И он вскинул руку, будто и правда вознамерился повторить.
Воздух протолкнулся, наполнил легкие, и я шлепнув по наглой руке, бросилась на мерзавца с кулаками. Да что он себе позволяет?!
Лагранж даже не подумал меня остановить или перехватить. Он хохотал, уворачивался, подставлял ладони и плечи. Коробка с конфетами упала с колен, и они рассыпались по покрывалу.
— Хам! — резюмировала я, когда силы иссякли, и застыла, тяжело дыша и скрестив руки на груди.

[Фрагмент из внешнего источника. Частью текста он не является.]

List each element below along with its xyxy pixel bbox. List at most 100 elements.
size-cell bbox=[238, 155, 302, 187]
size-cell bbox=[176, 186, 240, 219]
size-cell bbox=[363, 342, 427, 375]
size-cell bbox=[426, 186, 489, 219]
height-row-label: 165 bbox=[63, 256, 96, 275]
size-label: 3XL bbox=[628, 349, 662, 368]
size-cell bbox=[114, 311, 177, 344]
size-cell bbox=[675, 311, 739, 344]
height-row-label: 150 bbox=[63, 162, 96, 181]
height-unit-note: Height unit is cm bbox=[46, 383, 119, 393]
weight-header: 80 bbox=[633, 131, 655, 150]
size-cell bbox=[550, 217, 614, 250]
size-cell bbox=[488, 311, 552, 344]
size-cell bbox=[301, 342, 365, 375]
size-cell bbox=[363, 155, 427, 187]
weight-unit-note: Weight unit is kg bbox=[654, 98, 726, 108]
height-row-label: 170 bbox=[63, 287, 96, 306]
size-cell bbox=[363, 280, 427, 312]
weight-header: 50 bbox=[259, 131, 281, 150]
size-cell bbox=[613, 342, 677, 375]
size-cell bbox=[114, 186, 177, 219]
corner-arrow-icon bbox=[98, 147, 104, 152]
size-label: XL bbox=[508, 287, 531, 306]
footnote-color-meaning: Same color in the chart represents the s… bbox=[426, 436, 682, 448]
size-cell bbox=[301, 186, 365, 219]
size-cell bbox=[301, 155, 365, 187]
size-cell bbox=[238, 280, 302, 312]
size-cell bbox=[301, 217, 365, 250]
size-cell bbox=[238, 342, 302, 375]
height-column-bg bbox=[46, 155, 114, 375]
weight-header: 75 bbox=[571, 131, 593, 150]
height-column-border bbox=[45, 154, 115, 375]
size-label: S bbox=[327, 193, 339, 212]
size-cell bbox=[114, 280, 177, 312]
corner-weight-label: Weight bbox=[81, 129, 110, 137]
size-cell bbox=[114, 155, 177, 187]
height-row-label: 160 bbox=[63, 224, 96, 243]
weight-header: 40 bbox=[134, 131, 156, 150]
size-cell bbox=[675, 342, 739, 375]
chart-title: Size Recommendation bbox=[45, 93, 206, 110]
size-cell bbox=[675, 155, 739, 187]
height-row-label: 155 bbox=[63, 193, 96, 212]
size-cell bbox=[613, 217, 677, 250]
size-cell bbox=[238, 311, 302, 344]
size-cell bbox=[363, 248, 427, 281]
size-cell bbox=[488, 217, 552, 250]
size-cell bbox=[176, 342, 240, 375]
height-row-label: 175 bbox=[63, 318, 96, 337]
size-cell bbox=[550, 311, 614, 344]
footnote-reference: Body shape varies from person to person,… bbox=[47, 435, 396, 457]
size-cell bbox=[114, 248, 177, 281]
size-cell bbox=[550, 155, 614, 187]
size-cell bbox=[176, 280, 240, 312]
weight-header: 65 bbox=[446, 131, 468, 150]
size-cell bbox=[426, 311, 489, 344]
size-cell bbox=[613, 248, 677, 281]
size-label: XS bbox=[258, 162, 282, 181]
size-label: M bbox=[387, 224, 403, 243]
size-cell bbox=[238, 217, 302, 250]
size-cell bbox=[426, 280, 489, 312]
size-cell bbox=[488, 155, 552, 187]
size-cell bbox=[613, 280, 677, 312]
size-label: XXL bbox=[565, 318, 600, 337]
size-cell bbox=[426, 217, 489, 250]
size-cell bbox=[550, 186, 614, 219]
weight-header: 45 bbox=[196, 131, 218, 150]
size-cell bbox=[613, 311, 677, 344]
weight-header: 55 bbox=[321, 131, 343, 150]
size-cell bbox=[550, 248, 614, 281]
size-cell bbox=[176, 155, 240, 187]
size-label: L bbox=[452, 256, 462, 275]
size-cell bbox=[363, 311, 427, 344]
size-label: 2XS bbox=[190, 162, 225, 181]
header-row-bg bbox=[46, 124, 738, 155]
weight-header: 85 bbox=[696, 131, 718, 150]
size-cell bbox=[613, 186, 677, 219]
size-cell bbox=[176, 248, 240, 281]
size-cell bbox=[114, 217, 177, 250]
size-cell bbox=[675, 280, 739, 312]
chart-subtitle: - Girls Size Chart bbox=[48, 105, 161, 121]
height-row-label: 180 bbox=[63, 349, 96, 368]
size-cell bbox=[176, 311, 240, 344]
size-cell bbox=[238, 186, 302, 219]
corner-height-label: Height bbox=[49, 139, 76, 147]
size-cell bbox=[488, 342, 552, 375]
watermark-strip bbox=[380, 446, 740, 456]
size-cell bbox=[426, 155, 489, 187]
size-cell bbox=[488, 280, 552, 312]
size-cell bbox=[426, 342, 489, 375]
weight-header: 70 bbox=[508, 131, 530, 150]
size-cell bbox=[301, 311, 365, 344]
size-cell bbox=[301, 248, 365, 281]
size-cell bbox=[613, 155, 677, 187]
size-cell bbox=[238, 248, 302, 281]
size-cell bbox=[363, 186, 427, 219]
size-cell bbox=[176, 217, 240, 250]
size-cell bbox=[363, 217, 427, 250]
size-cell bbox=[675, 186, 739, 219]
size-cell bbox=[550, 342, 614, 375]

И вдруг поняла, что каким-то непонятным образом, оказалась у него на коленях, вместо конфет. Испугалась, дернулась, чтобы слезть, но широкие ладони легли на талию, удерживая. Даниэль выпрямился, как тогда, в башне, оказавшись близко-близко, и я зажмурилась в ожидании очередного бесцеремонного, наглого, непрошенного поцелуя.
А его не было.
Я всем телом чувствовала, что Лагранж по-прежнему близко, губами, которые едва заметно щекотало теплое дыхание, грудью, которая на вдохе почти касалась мужской груди. Но ничего не происходило.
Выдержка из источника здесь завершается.